Пётр замолчал и потупил взор. Лиза не знала, что сказать. Её неопытную душу обуревали смятенные чувства, из коих знакомыми были только негодование, недоумение и злость на себя самоё.
– Вот я дура! – прошептала она. – Вот дура-то какая!
– Нет, Лизавета Александровна, вовсе вы не дура, это я мерзавец… – вздохнул Петька. – А вы по неопытности да по невинности своей привыкли в людях толь хорошее видеть и знать не знали, что среди них могут быть негодяи и обманщики.
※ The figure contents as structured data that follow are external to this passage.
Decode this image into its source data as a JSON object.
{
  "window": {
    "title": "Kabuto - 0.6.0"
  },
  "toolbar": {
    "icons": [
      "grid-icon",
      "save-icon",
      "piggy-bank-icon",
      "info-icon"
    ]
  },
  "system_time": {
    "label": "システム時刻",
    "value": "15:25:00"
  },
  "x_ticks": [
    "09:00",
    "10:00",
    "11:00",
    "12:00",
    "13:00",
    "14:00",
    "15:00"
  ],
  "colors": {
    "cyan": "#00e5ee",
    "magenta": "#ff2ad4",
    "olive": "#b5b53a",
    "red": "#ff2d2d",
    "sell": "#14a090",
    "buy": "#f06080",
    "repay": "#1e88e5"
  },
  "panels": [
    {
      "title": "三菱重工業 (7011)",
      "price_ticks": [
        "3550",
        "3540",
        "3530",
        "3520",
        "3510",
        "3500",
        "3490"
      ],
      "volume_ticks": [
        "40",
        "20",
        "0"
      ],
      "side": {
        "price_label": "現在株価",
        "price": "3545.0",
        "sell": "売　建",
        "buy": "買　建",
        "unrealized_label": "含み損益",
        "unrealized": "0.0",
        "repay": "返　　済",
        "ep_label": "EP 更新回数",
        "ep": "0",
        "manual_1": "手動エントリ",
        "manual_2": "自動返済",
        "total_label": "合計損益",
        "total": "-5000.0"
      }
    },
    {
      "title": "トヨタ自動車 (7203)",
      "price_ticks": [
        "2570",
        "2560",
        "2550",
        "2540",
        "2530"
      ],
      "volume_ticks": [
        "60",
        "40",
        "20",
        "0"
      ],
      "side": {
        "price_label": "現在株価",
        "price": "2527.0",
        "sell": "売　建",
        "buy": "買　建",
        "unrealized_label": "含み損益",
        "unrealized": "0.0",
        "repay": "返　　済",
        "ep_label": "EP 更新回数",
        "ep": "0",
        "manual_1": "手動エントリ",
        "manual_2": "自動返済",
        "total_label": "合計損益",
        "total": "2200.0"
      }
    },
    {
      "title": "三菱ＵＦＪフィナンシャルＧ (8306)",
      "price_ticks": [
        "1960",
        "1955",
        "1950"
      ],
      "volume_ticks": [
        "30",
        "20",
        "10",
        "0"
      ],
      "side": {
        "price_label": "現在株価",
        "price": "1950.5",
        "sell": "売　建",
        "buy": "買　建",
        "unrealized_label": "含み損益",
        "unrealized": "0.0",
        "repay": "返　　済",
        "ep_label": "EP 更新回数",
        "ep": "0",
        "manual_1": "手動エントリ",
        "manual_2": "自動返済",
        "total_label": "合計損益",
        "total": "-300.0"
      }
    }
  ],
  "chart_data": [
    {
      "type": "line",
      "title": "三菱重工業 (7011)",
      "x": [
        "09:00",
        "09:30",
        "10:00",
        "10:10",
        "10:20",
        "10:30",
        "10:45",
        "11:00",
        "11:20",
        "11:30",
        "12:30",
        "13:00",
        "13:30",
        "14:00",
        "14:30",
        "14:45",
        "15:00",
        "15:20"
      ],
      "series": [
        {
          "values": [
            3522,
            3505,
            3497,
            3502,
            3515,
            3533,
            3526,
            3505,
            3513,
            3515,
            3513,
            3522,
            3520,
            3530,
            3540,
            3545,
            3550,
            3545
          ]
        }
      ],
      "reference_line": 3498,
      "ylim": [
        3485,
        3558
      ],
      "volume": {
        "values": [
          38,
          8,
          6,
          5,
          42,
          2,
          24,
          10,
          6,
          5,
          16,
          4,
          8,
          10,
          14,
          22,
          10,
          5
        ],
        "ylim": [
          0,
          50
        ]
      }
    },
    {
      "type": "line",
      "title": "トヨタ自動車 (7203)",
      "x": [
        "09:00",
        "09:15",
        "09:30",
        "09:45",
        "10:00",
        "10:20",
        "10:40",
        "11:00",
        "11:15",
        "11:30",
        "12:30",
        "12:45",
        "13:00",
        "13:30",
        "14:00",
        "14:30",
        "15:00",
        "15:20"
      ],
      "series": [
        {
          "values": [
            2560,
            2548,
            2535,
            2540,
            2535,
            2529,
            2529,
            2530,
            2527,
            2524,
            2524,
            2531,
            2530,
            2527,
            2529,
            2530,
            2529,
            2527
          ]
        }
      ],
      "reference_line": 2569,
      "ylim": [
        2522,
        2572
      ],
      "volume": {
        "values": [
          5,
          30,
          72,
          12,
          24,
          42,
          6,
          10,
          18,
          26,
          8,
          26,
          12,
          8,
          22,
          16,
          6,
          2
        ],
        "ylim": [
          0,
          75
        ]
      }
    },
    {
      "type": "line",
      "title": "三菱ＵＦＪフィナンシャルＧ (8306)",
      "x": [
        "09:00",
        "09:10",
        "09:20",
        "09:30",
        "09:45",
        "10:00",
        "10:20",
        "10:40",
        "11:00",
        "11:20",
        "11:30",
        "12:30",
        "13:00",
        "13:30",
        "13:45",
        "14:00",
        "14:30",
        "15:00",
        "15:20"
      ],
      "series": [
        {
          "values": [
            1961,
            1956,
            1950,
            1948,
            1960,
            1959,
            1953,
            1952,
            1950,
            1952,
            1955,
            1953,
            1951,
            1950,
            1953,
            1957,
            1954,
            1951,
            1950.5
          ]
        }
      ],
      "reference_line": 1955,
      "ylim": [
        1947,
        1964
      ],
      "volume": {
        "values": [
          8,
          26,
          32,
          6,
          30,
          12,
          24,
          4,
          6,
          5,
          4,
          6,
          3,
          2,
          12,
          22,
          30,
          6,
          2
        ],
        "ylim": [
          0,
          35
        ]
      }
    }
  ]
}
– Так зачем ты нас предупредил? – сердито сказала Лиза. – Тебе, чай, сподручнее было бы грабить, коли меня бы убили?!
– А полюбил я вас, – просто сказал Петька. – Так полюбил, что света белого не взвидел, дышать не мог, пока к вашему дому не подойду и вас не увижу! Или в окошке ваш образ видел, или когда вы с подружками по магазинам или ещё куда, а я на вас смотрел и радовался, что такая красота на свете белом живёт!
Лиза молчала, приоткрыв рот. Она была выбита из колеи и не представляла, как реагировать на его слова.
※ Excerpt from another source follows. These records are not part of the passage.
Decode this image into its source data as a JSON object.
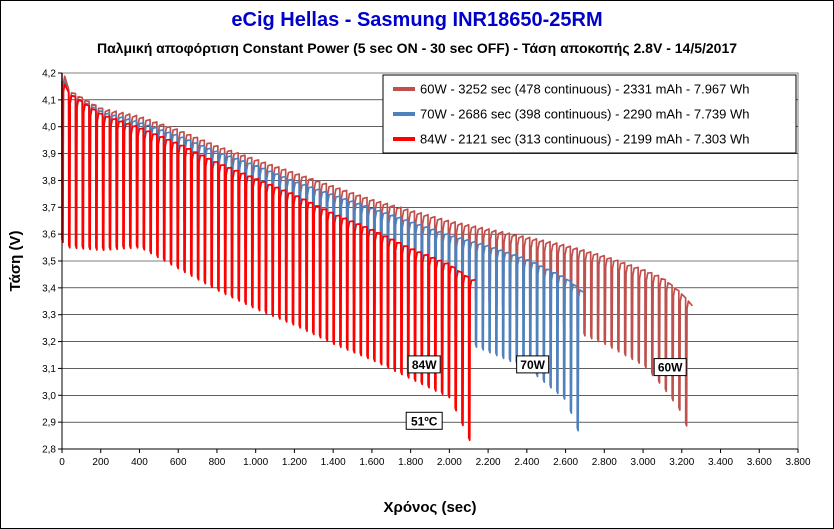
{
  "header": {
    "title": "eCig Hellas  - Sasmung INR18650-25RM",
    "subtitle": "Παλμική αποφόρτιση Constant Power (5 sec ON - 30 sec OFF) - Τάση αποκοπής 2.8V - 14/5/2017"
  },
  "chart_data": {
    "type": "line",
    "xlabel": "Χρόνος (sec)",
    "ylabel": "Τάση (V)",
    "xlim": [
      0,
      3800
    ],
    "ylim": [
      2.8,
      4.2
    ],
    "x_ticks": [
      "0",
      "200",
      "400",
      "600",
      "800",
      "1.000",
      "1.200",
      "1.400",
      "1.600",
      "1.800",
      "2.000",
      "2.200",
      "2.400",
      "2.600",
      "2.800",
      "3.000",
      "3.200",
      "3.400",
      "3.600",
      "3.800"
    ],
    "y_ticks": [
      "2,8",
      "2,9",
      "3,0",
      "3,1",
      "3,2",
      "3,3",
      "3,4",
      "3,5",
      "3,6",
      "3,7",
      "3,8",
      "3,9",
      "4,0",
      "4,1",
      "4,2"
    ],
    "grid": "horizontal",
    "legend_position": "top-right",
    "pulse_period_sec": 35,
    "series": [
      {
        "name": "60W - 3252 sec (478 continuous) - 2331 mAh - 7.967 Wh",
        "color": "#c0504d",
        "end_time_sec": 3252,
        "rest_curve": [
          [
            0,
            4.2
          ],
          [
            30,
            4.14
          ],
          [
            200,
            4.07
          ],
          [
            400,
            4.04
          ],
          [
            600,
            3.99
          ],
          [
            800,
            3.93
          ],
          [
            1000,
            3.88
          ],
          [
            1200,
            3.83
          ],
          [
            1400,
            3.78
          ],
          [
            1600,
            3.73
          ],
          [
            1800,
            3.69
          ],
          [
            2000,
            3.65
          ],
          [
            2200,
            3.62
          ],
          [
            2400,
            3.59
          ],
          [
            2600,
            3.56
          ],
          [
            2800,
            3.52
          ],
          [
            3000,
            3.47
          ],
          [
            3100,
            3.44
          ],
          [
            3200,
            3.38
          ],
          [
            3270,
            3.32
          ]
        ],
        "load_curve": [
          [
            0,
            3.95
          ],
          [
            30,
            3.93
          ],
          [
            200,
            3.86
          ],
          [
            400,
            3.82
          ],
          [
            600,
            3.76
          ],
          [
            800,
            3.7
          ],
          [
            1000,
            3.63
          ],
          [
            1200,
            3.58
          ],
          [
            1400,
            3.52
          ],
          [
            1600,
            3.47
          ],
          [
            1800,
            3.43
          ],
          [
            2000,
            3.38
          ],
          [
            2200,
            3.34
          ],
          [
            2400,
            3.3
          ],
          [
            2600,
            3.25
          ],
          [
            2800,
            3.19
          ],
          [
            3000,
            3.11
          ],
          [
            3100,
            3.03
          ],
          [
            3200,
            2.93
          ],
          [
            3250,
            2.82
          ]
        ]
      },
      {
        "name": "70W - 2686 sec (398 continuous) - 2290 mAh - 7.739 Wh",
        "color": "#4f81bd",
        "end_time_sec": 2686,
        "rest_curve": [
          [
            0,
            4.18
          ],
          [
            30,
            4.13
          ],
          [
            200,
            4.06
          ],
          [
            400,
            4.02
          ],
          [
            600,
            3.97
          ],
          [
            800,
            3.91
          ],
          [
            1000,
            3.86
          ],
          [
            1200,
            3.8
          ],
          [
            1400,
            3.75
          ],
          [
            1600,
            3.7
          ],
          [
            1800,
            3.65
          ],
          [
            2000,
            3.6
          ],
          [
            2200,
            3.56
          ],
          [
            2400,
            3.51
          ],
          [
            2600,
            3.44
          ],
          [
            2700,
            3.38
          ]
        ],
        "load_curve": [
          [
            0,
            3.87
          ],
          [
            30,
            3.82
          ],
          [
            200,
            3.74
          ],
          [
            400,
            3.7
          ],
          [
            600,
            3.65
          ],
          [
            800,
            3.58
          ],
          [
            1000,
            3.52
          ],
          [
            1200,
            3.46
          ],
          [
            1400,
            3.4
          ],
          [
            1600,
            3.34
          ],
          [
            1800,
            3.28
          ],
          [
            2000,
            3.22
          ],
          [
            2200,
            3.16
          ],
          [
            2400,
            3.1
          ],
          [
            2600,
            2.98
          ],
          [
            2686,
            2.82
          ]
        ]
      },
      {
        "name": "84W - 2121 sec (313 continuous) - 2199 mAh - 7.303 Wh",
        "color": "#ff0000",
        "end_time_sec": 2121,
        "rest_curve": [
          [
            0,
            4.17
          ],
          [
            30,
            4.13
          ],
          [
            200,
            4.05
          ],
          [
            400,
            4.0
          ],
          [
            600,
            3.94
          ],
          [
            800,
            3.87
          ],
          [
            1000,
            3.81
          ],
          [
            1200,
            3.75
          ],
          [
            1400,
            3.68
          ],
          [
            1600,
            3.62
          ],
          [
            1800,
            3.55
          ],
          [
            2000,
            3.49
          ],
          [
            2120,
            3.43
          ]
        ],
        "load_curve": [
          [
            0,
            3.57
          ],
          [
            30,
            3.55
          ],
          [
            200,
            3.54
          ],
          [
            400,
            3.55
          ],
          [
            600,
            3.47
          ],
          [
            800,
            3.39
          ],
          [
            1000,
            3.32
          ],
          [
            1200,
            3.26
          ],
          [
            1400,
            3.19
          ],
          [
            1600,
            3.13
          ],
          [
            1800,
            3.06
          ],
          [
            2000,
            2.99
          ],
          [
            2121,
            2.8
          ]
        ]
      }
    ],
    "annotations": [
      {
        "text": "84W",
        "x": 1870,
        "y": 3.115
      },
      {
        "text": "70W",
        "x": 2430,
        "y": 3.115
      },
      {
        "text": "60W",
        "x": 3140,
        "y": 3.105
      },
      {
        "text": "51ºC",
        "x": 1870,
        "y": 2.905
      }
    ]
  }
}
– И вот точнёхонько в тот день, когда я решился не грабить ваш дом, и подкатил ко мне Федот, – с досадой сказал Пётр. – Тут уж у меня выбора не было… как ни крути, нельзя было вас на растерзание зверю этому отдавать! А он и сдал меня… Но я не в обиде: это его право, а я знал, на что шёл… От судьбы не уйдёшь, Лизавета Александровна, что на роду написано, тому и быть! Знать, судьба моя такая – на каторге сгинуть… И рад я очень, что пойду туда за благое дело, за спасение вашей жизни, а не за грабёж какой!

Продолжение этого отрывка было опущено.